"The Neon Demon" - minirecenzja
Z cyklu: "niektórych do wyjścia na dwór motywują
Pokemony, a mnie - kino":
Pokemony, a mnie - kino":
Tradycyjnie w czasie wakacyjnej nudy wybieram się (chyba przez własną nadgorliwość) na kilka seansów przedpremierowych. Niekiedy są one faktycznie warte zobaczenia (jak "Carol" podczas listopadowego seansu), czasem nie, ale zawsze jest to ciekawe przeżycie i gwarancja sali kinowej wypełnionej po brzegi. Takie doświadczenie towarzyszyło mi podczas oglądania "The Neon Demon" - nowego nabytku dystrybucji Gutek Film.
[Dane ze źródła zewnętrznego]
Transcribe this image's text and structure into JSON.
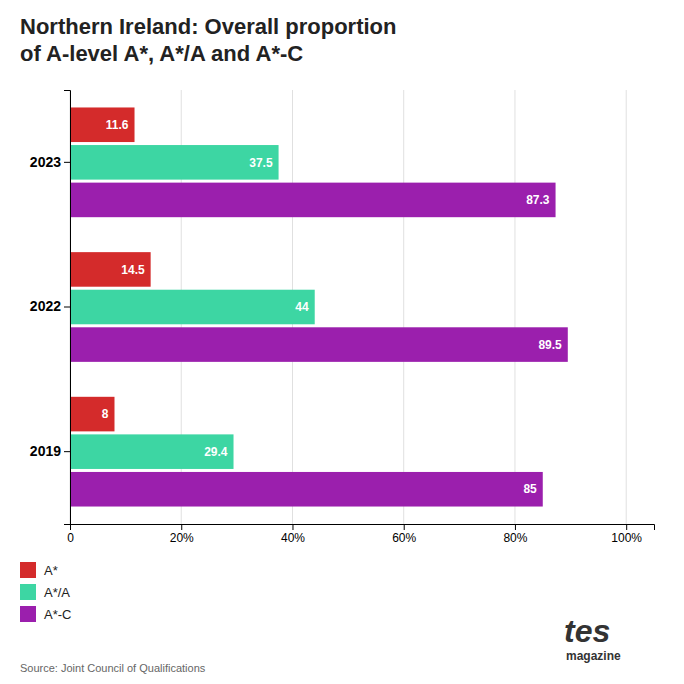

Z opisu dowiadujemy się, że rzecz cała tyczy się pewnej urodziwej szesnastolatki, która próbuje odnieść sukces w świecie mody (a w domyśle - plastikowych kobiet, perwersyjnych fotografów i makijażystek o nekrofilskich popędach).
Elle Fanning w najwyższej formie - gra piękność, ale jednocześnie nie robi ze swojej bohaterki głupiutkiej blondynki. Owa postać ma w sobie dziecięcą niewinność, ale jest świadoma swojej urody i wartości, co nakręca zawiść jej starszych rywalek, a dodatkowo pakuje ją w niebezpieczną relację z jedną z nich.
Sam w sobie film w pewnym momencie przypominał eksperyment wizualny, a niekiedy sprowadzał widza na ziemię przewidywalnymi rozwiązaniami fabularnymi. A jest ich sporo. Jednakże klimat pozostaje - dzieło reżysera można odbierać wieloma zmysłami i chyba po to zostało stworzone. Jedyne, co przeraża, to wszechogarniająca te wszystkie zabiegi pustka. Motywy bohaterek nakreślono prostymi liniami, a prezentowany w filmie świat potraktowano surowo i nieco ironicznie. Dzięki tej ironii cały Neonowy Demon obronił się przed banałem, rozluźnił atmosferę na widowni i trochę rozgrzeszył reżysera. Gdyby nie to, byłabym w stanie sklasyfikować Nicolasa W. Refna jako pseudoartystę. A tak, to "może jeszcze jest nadzieja na lepsze jutro".
Czekam na więcej, równocześnie polecając tę współczesną baśń o zepsutym świecie.